Pensa-se que a verdade é “dada” nos textos do mestre e que se trata unicamente
de trazê-la à luz e de explicitá-la. “As teorias que proponho”, diz Plotino, “não são novas
e não são de hoje. Elas foram enunciadas há muito tempo, mas sem serem desenvolvidas,
e nós não somos hoje senão os exegetas dessas velhas doutrinas cuja antiguidade nos é
atestada pelos escritos de Platão” (Enéadas, V, 1, 8, 10). Nós encontramos aqui um outro
aspecto da concepção da verdade implicada na filosofia “exegética”. Cada escola ou cada
grupo, filosófico ou religioso, pensa possuir uma verdade tradicional, comunicada desde
a origem a certos sábios pela Divindade e pretende, então, ser o detentor legítimo da
verdade. Desse ponto de vista, a controvérsia entre pagãos e cristãos, a partir do século II
d.C., é muito instrutiva.

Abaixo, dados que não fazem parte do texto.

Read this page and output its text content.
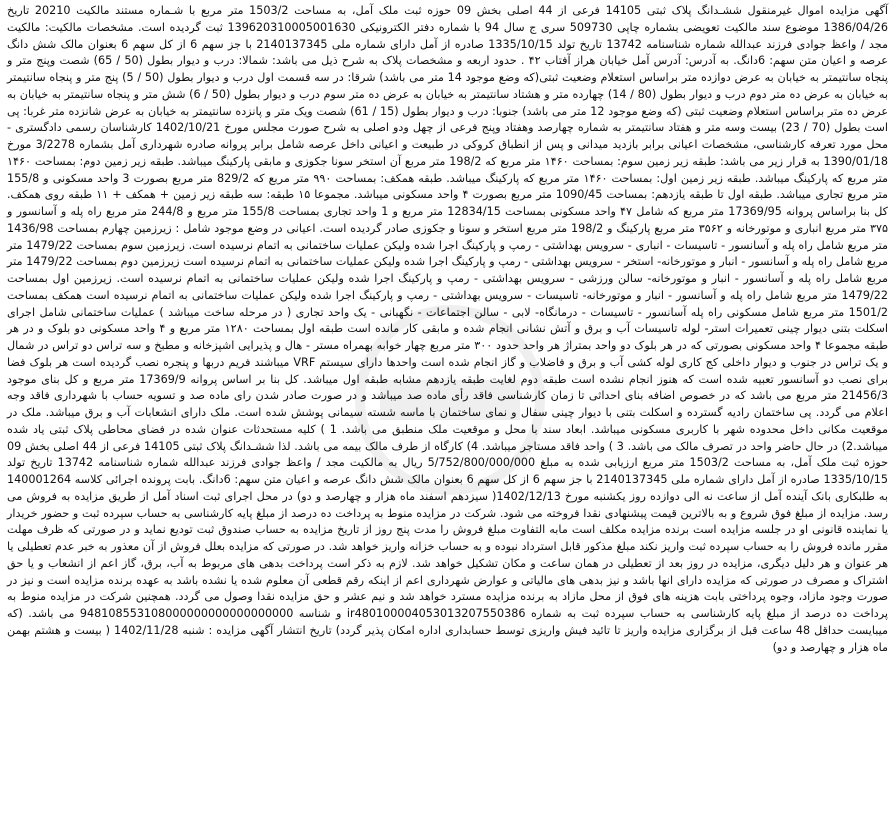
آگهی مزایده اموال غیرمنقول ششـدانگ پلاک ثبتی 14105 فرعی از 44 اصلی بخش 09 حوزه ثبت ملک آمل، به مساحت 1503/2 متر مربع با شـماره مستند مالکیت 20210 تاریخ 1386/04/26 موضوع سند مالکیت تعویضی بشماره چاپی 509730 سری ج سال 94 با شماره دفتر الکترونیکی 139620310005001630 ثبت گردیده است. مشخصات مالکیت: مالکیت مجد / واعظ جوادی فرزند عبدالله شماره شناسنامه 13742 تاریخ تولد 1335/10/15 صادره از آمل دارای شماره ملی 2140137345 با جز سهم 6 از کل سهم 6 بعنوان مالک شش دانگ عرصه و اعیان متن سهم: 6دانگ. به آدرس: آدرس آمل خیابان هراز آفتاب ۴۲ . حدود اربعه و مشخصات پلاک به شرح ذیل می باشد: شمالا: درب و دیوار بطول (50 / 65) شصت وپنج متر و پنجاه سانتیمتر به خیابان به عرض دوازده متر براساس استعلام وضعیت ثبتی(که وضع موجود 14 متر می باشد) شرقا: در سه قسمت اول درب و دیوار بطول (50 / 5) پنج متر و پنجاه سانتیمتر به خیابان به عرض ده متر دوم درب و دیوار بطول (80 / 14) چهارده متر و هشتاد سانتیمتر به خیابان به عرض ده متر سوم درب و دیوار بطول (50 / 6) شش متر و پنجاه سانتیمتر به خیابان به عرض ده متر براساس استعلام وضعیت ثبتی (که وضع موجود 12 متر می باشد) جنوبا: درب و دیوار بطول (15 / 61) شصت ویک متر و پانزده سانتیمتر به خیابان به عرض شانزده متر غربا: پی است بطول (70 / 23) بیست وسه متر و هفتاد سانتیمتر به شماره چهارصد وهفتاد وپنج فرعی از چهل ودو اصلی به شرح صورت مجلس مورخ 1402/10/21 کارشناسان رسمی دادگستری - محل مورد تعرفه کارشناسی، مشخصات اعیانی برابر بازدید میدانی و پس از انطباق کروکی در طبیعت و اعیانی داخل عرصه شامل برابر پروانه صادره شهرداری آمل بشماره 3/2278 مورخ 1390/01/18 به قرار زیر می باشد: طبقه زیر زمین سوم: بمساحت ۱۴۶۰ متر مربع که 198/2 متر مربع آن استخر سونا جکوزی و مابقی پارکینگ میباشد. طبقه زیر زمین دوم: بمساحت ۱۴۶۰ متر مربع که پارکینگ میباشد. طبقه زیر زمین اول: بمساحت ۱۴۶۰ متر مربع که پارکینگ میباشد. طبقه همکف: بمساحت ۹۹۰ متر مربع که 829/2 متر مربع بصورت 3 واحد مسکونی و 155/8 متر مربع تجاری میباشد. طبقه اول تا طبقه یازدهم: بمساحت 1090/45 متر مربع بصورت ۴ واحد مسکونی میباشد. مجموعا ۱۵ طبقه: سه طبقه زیر زمین + همکف + ۱۱ طبقه روی همکف. کل بنا براساس پروانه 17369/95 متر مربع که شامل ۴۷ واحد مسکونی بمساحت 12834/15 متر مربع و 1 واحد تجاری بمساحت 155/8 متر مربع و 244/8 متر مربع راه پله و آسانسور و ۳۷۵ متر مربع انباری و موتورخانه و ۳۵۶۲ متر مربع پارکینگ و 198/2 متر مربع استخر و سونا و جکوزی صادر گردیده است. اعیانی در وضع موجود شامل : زیرزمین چهارم بمساحت 1436/98 متر مربع شامل راه پله و آسانسور - تاسیسات - انباری - سرویس بهداشتی - رمپ و پارکینگ اجرا شده ولیکن عملیات ساختمانی به اتمام نرسیده است. زیرزمین سوم بمساحت 1479/22 متر مربع شامل راه پله و آسانسور - انبار و موتورخانه- استخر - سرویس بهداشتی - رمپ و پارکینگ اجرا شده ولیکن عملیات ساختمانی به اتمام نرسیده است زیرزمین دوم بمساحت 1479/22 متر مربع شامل راه پله و آسانسور - انبار و موتورخانه- سالن ورزشی - سرویس بهداشتی - رمپ و پارکینگ اجرا شده ولیکن عملیات ساختمانی به اتمام نرسیده است. زیرزمین اول بمساحت 1479/22 متر مربع شامل راه پله و آسانسور - انبار و موتورخانه- تاسیسات - سرویس بهداشتی - رمپ و پارکینگ اجرا شده ولیکن عملیات ساختمانی به اتمام نرسیده است همکف بمساحت 1501/2 متر مربع شامل مسکونی راه پله آسانسور - تاسیسات - درمانگاه- لابی - سالن اجتماعات - نگهبانی - یک واحد تجاری ( در مرحله ساخت میباشد ) عملیات ساختمانی شامل اجرای اسکلت بتنی دیوار چینی تعمیرات استر- لوله تاسیسات آب و برق و آتش نشانی انجام شده و مابقی کار مانده است طبقه اول بمساحت ۱۲۸۰ متر مربع و ۴ واحد مسکونی دو بلوک و در هر طبقه مجموعا ۴ واحد مسکونی بصورتی که در هر بلوک دو واحد بمتراژ هر واحد حدود ۳۰۰ متر مربع چهار خوابه بهمراه مستر - هال و پذیرایی اشپزخانه و مطبخ و سه تراس دو تراس در شمال و یک تراس در جنوب و دیوار داخلی کج کاری لوله کشی آب و برق و فاضلاب و گاز انجام شده است واحدها دارای سیستم VRF میباشند فریم دربها و پنجره نصب گردیده است هر بلوک فضا برای نصب دو آسانسور تعبیه شده است که هنوز انجام نشده است طبقه دوم لغایت طبقه یازدهم مشابه طبقه اول میباشد. کل بنا بر اساس پروانه 17369/9 متر مربع و کل بنای موجود 21456/3 متر مربع می باشد که در خصوص اضافه بنای احداثی تا زمان کارشناسی فاقد رأی ماده صد میباشد و در صورت صادر شدن رای ماده صد و تسویه حساب با شهرداری فاقد وجه اعلام می گردد. پی ساختمان راديه گسترده و اسکلت بتنی با دیوار چینی سفال و نمای ساختمان با ماسه شسته سیمانی پوشش شده است. ملک دارای انشعابات آب و برق میباشد. ملک در موقعیت مکانی داخل محدوده شهر با کاربری مسکونی میباشد. ابعاد سند با محل و موقعیت ملک منطبق می باشد. 1 ) کلیه مستحدثات عنوان شده در فضای محاطی پلاک ثبتی یاد شده میباشد.2) در حال حاضر واحد در تصرف مالک می باشد. 3 ) واحد فاقد مستاجر میباشد. 4) کارگاه از طرف مالک بیمه می باشد. لذا ششـدانگ پلاک ثبتی 14105 فرعی از 44 اصلی بخش 09 حوزه ثبت ملک آمل، به مساحت 1503/2 متر مربع ارزیابی شده به مبلغ 5/752/800/000/000 ریال به مالکیت مجد / واعظ جوادی فرزند عبدالله شماره شناسنامه 13742 تاریخ تولد 1335/10/15 صادره از آمل دارای شماره ملی 2140137345 با جز سهم 6 از کل سهم 6 بعنوان مالک شش دانگ عرصه و اعیان متن سهم: 6دانگ. بابت پرونده اجرائی کلاسه 140001264 به طلبکاری بانک آینده آمل از ساعت نه الی دوازده روز یکشنبه مورخ 1402/12/13( سیزدهم اسفند ماه هزار و چهارصد و دو) در محل اجرای ثبت اسناد آمل از طریق مزایده به فروش می رسد. مزایده از مبلغ فوق شروع و به بالاترین قیمت پیشنهادی نقدا فروخته می شود. شرکت در مزایده منوط به پرداخت ده درصد از مبلغ پایه کارشناسی به حساب سپرده ثبت و حضور خریدار یا نماینده قانونی او در جلسه مزایده است برنده مزایده مکلف است مابه التفاوت مبلغ فروش را مدت پنج روز از تاریخ مزایده به حساب صندوق ثبت تودیع نماید و در صورتی که ظرف مهلت مقرر مانده فروش را به حساب سپرده ثبت واریز نکند مبلغ مذکور قابل استرداد نبوده و به حساب خزانه واریز خواهد شد. در صورتی که مزایده بعلل فروش از آن معذور به خبر عدم تعطیلی یا هر عنوان و هر دلیل دیگری، مزایده در روز بعد از تعطیلی در همان ساعت و مکان تشکیل خواهد شد. لازم به ذکر است پرداخت بدهی های مربوط به آب، برق، گاز اعم از انشعاب و یا حق اشتراک و مصرف در صورتی که مزایده دارای انها باشد و نیز بدهی های مالیاتی و عوارض شهرداری اعم از اینکه رقم قطعی آن معلوم شده یا نشده باشد به عهده برنده مزایده است و نیز در صورت وجود مازاد، وجوه پرداختی بابت هزینه های فوق از محل مازاد به برنده مزایده مسترد خواهد شد و نیم عشر و حق مزایده نقدا وصول می گردد. همچنین شرکت در مزایده منوط به پرداخت ده درصد از مبلغ پایه کارشناسی به حساب سپرده ثبت به شماره ir480100004053013207550386 و شناسه 948108553108000000000000000000 می باشد. (که میبایست حداقل 48 ساعت قبل از برگزاری مزایده واریز تا تائید فیش واریزی توسط حسابداری اداره امکان پذیر گردد) تاریخ انتشار آگهی مزایده : شنبه 1402/11/28 ( بیست و هشتم بهمن ماه هزار و چهارصد و دو)
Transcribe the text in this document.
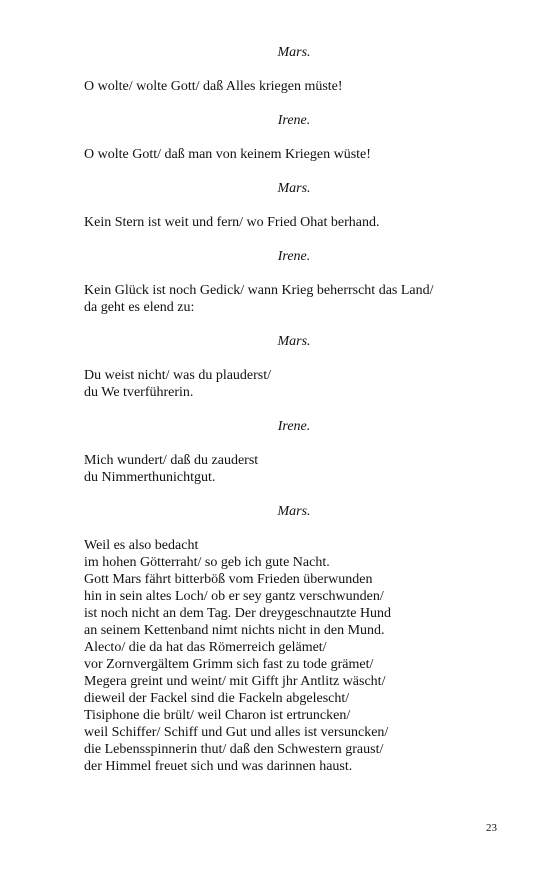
Mars.
O wolte/ wolte Gott/ daß Alles kriegen müste!
Irene.
O wolte Gott/ daß man von keinem Kriegen wüste!
Mars.
Kein Stern ist weit und fern/ wo Fried Ohat berhand.
Irene.
Kein Glück ist noch Gedick/ wann Krieg beherrscht das Land/
da geht es elend zu:
Mars.
Du weist nicht/ was du plauderst/
du We tverführerin.
Irene.
Mich wundert/ daß du zauderst
du Nimmerthunichtgut.
Mars.
Weil es also bedacht
im hohen Götterraht/ so geb ich gute Nacht.
Gott Mars fährt bitterböß vom Frieden überwunden
hin in sein altes Loch/ ob er sey gantz verschwunden/
ist noch nicht an dem Tag. Der dreygeschnautzte Hund
an seinem Kettenband nimt nichts nicht in den Mund.
Alecto/ die da hat das Römerreich gelämet/
vor Zornvergältem Grimm sich fast zu tode grämet/
Megera greint und weint/ mit Gifft jhr Antlitz wäscht/
dieweil der Fackel sind die Fackeln abgelescht/
Tisiphone die brült/ weil Charon ist ertruncken/
weil Schiffer/ Schiff und Gut und alles ist versuncken/
die Lebensspinnerin thut/ daß den Schwestern graust/
der Himmel freuet sich und was darinnen haust.
23
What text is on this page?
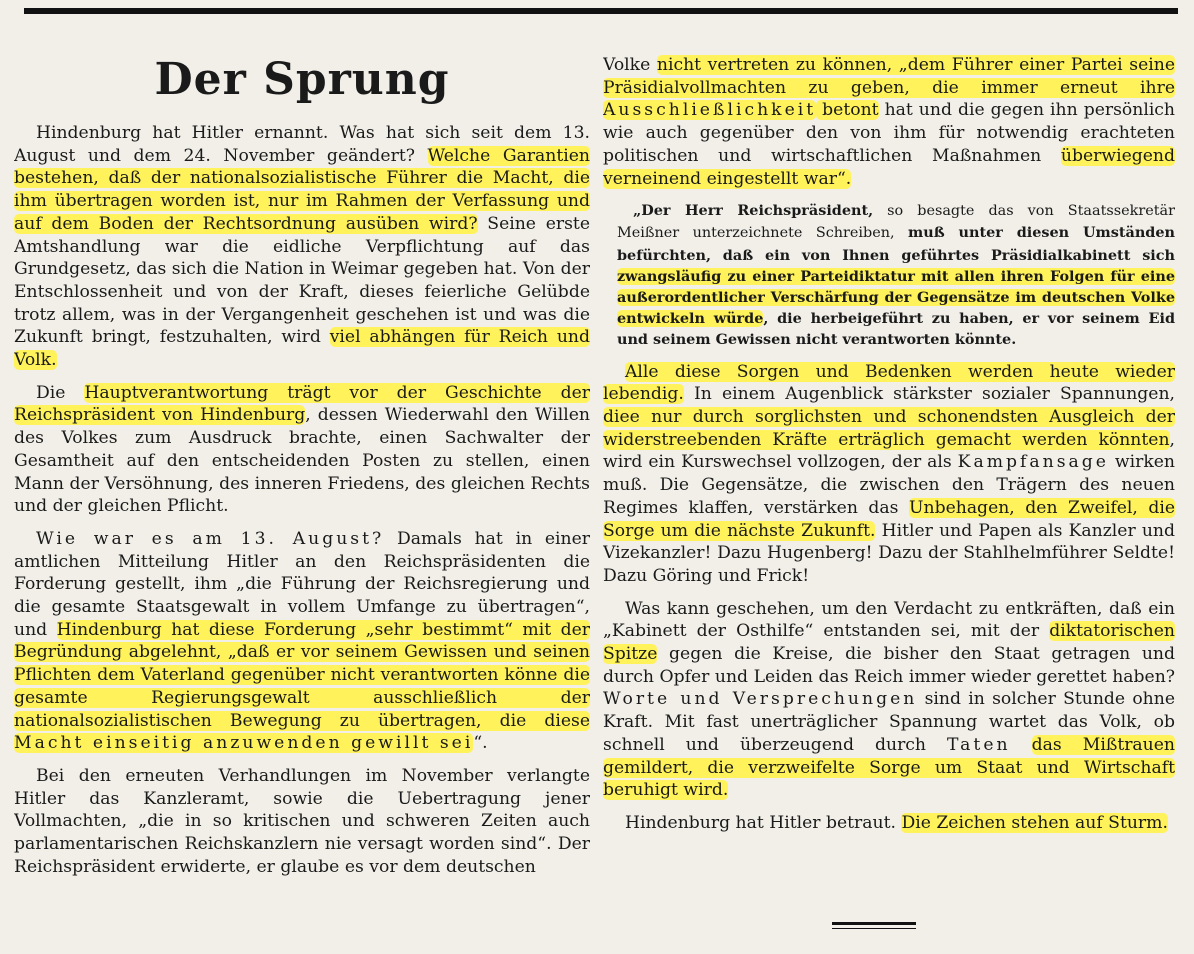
Der Sprung

Hindenburg hat Hitler ernannt. Was hat sich seit dem 13. August und dem 24. November geändert? Welche Garantien bestehen, daß der nationalsozialistische Führer die Macht, die ihm übertragen worden ist, nur im Rahmen der Verfassung und auf dem Boden der Rechtsordnung ausüben wird? Seine erste Amtshandlung war die eidliche Verpflichtung auf das Grundgesetz, das sich die Nation in Weimar gegeben hat. Von der Entschlossenheit und von der Kraft, dieses feierliche Gelübde trotz allem, was in der Vergangenheit geschehen ist und was die Zukunft bringt, festzuhalten, wird viel abhängen für Reich und Volk.

Die Hauptverantwortung trägt vor der Geschichte der Reichspräsident von Hindenburg, dessen Wiederwahl den Willen des Volkes zum Ausdruck brachte, einen Sachwalter der Gesamtheit auf den entscheidenden Posten zu stellen, einen Mann der Versöhnung, des inneren Friedens, des gleichen Rechts und der gleichen Pflicht.

Wie war es am 13. August? Damals hat in einer amtlichen Mitteilung Hitler an den Reichspräsidenten die Forderung gestellt, ihm „die Führung der Reichsregierung und die gesamte Staatsgewalt in vollem Umfange zu übertragen“, und Hindenburg hat diese Forderung „sehr bestimmt“ mit der Begründung abgelehnt, „daß er vor seinem Gewissen und seinen Pflichten dem Vaterland gegenüber nicht verantworten könne die gesamte Regierungsgewalt ausschließlich der nationalsozialistischen Bewegung zu übertragen, die diese Macht einseitig anzuwenden gewillt sei“.

Bei den erneuten Verhandlungen im November verlangte Hitler das Kanzleramt, sowie die Uebertragung jener Vollmachten, „die in so kritischen und schweren Zeiten auch parlamentarischen Reichskanzlern nie versagt worden sind“. Der Reichspräsident erwiderte, er glaube es vor dem deutschen

Volke nicht vertreten zu können, „dem Führer einer Partei seine Präsidialvollmachten zu geben, die immer erneut ihre Ausschließlichkeit betont hat und die gegen ihn persönlich wie auch gegenüber den von ihm für notwendig erachteten politischen und wirtschaftlichen Maßnahmen überwiegend verneinend eingestellt war“.

„Der Herr Reichspräsident, so besagte das von Staatssekretär Meißner unterzeichnete Schreiben, muß unter diesen Umständen befürchten, daß ein von Ihnen geführtes Präsidialkabinett sich zwangsläufig zu einer Parteidiktatur mit allen ihren Folgen für eine außerordentlicher Verschärfung der Gegensätze im deutschen Volke entwickeln würde, die herbeigeführt zu haben, er vor seinem Eid und seinem Gewissen nicht verantworten könnte.

Alle diese Sorgen und Bedenken werden heute wieder lebendig. In einem Augenblick stärkster sozialer Spannungen, diee nur durch sorglichsten und schonendsten Ausgleich der widerstreebenden Kräfte erträglich gemacht werden könnten, wird ein Kurswechsel vollzogen, der als Kampfansage wirken muß. Die Gegensätze, die zwischen den Trägern des neuen Regimes klaffen, verstärken das Unbehagen, den Zweifel, die Sorge um die nächste Zukunft. Hitler und Papen als Kanzler und Vizekanzler! Dazu Hugenberg! Dazu der Stahlhelmführer Seldte! Dazu Göring und Frick!

Was kann geschehen, um den Verdacht zu entkräften, daß ein „Kabinett der Osthilfe“ entstanden sei, mit der diktatorischen Spitze gegen die Kreise, die bisher den Staat getragen und durch Opfer und Leiden das Reich immer wieder gerettet haben? Worte und Versprechungen sind in solcher Stunde ohne Kraft. Mit fast unerträglicher Spannung wartet das Volk, ob schnell und überzeugend durch Taten das Mißtrauen gemildert, die verzweifelte Sorge um Staat und Wirtschaft beruhigt wird.

Hindenburg hat Hitler betraut. Die Zeichen stehen auf Sturm.
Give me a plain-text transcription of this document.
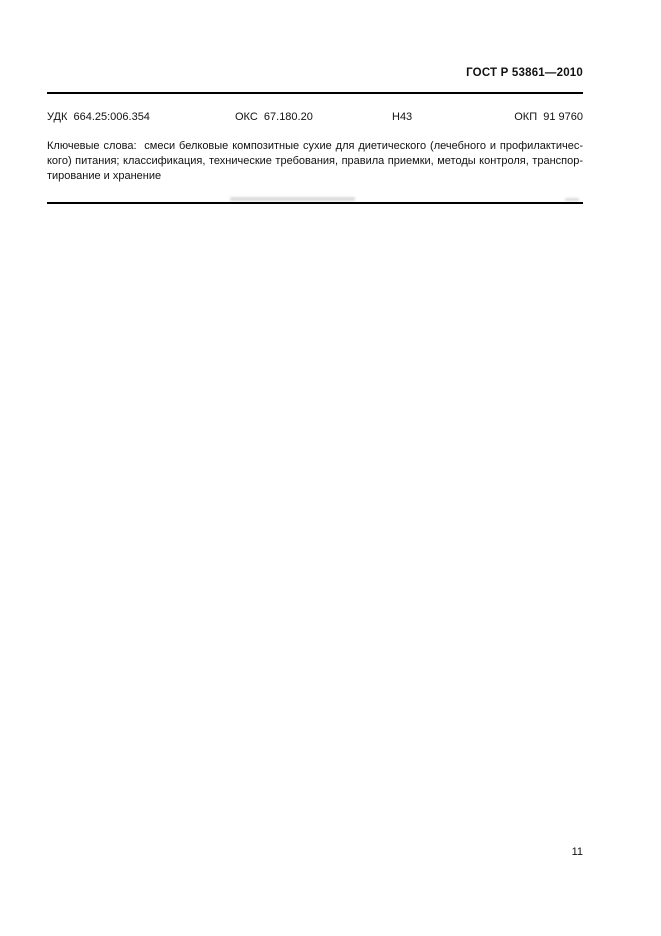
ГОСТ Р 53861—2010
УДК  664.25:006.354	ОКС  67.180.20	Н43	ОКП  91 9760
Ключевые слова:  смеси белковые композитные сухие для диетического (лечебного и профилактичес-
кого) питания; классификация, технические требования, правила приемки, методы контроля, транспор-
тирование и хранение
11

Pagãos e cristãos, reconhecendo analogias entre suas respectivas
doutrinas, se acusam mutuamente de roupo: uns dizem que Platão plagiou Moises, outros,
o contrário, e são levados a discussões cronológicas para saber qual dos dois precedeu
historicamente o outro. Para Clemente de Alexandria, o roupo é mesmo anterior à criação
da humanidade. É um anjo maligno que, tendo descoberto qualquer migalha da verdade
divina, soprou seus conhecimentos e revelou a filosofia aos sábios deste mundo
(Stromates, I, 17, 81, 4). Mas sobretudo, pagãos e cristãos explicam mutuamente as
diferenças que, malgrado certas analogias, subsistem entre suas respectivas doutrinas,
pelos contrassensos e as incompreensões, dito de outra forma, por uma má exegese de
textos roubados. Para Celso, a concepção cristã da humildade é apenas uma má
compreensão de uma passagem das Leis de Platão (716a), a ideia de um reino de Deus é
apenas um contrassenso feito ao ler o texto de Platão sobre o Rei de todas as coisas (Carta
II, 312a), a noção de ressurreição é apenas a noção de transmigração mal compreendida.
Do lado cristão, Justino afirma que certas fórmulas de Platão mostram que ele não
compreendeu o texto de Moisés.

Vê-se então que, nesse universo de pensamento, o erro é o resultado de uma má


exegese, de um contrassenso e de uma incompreensão.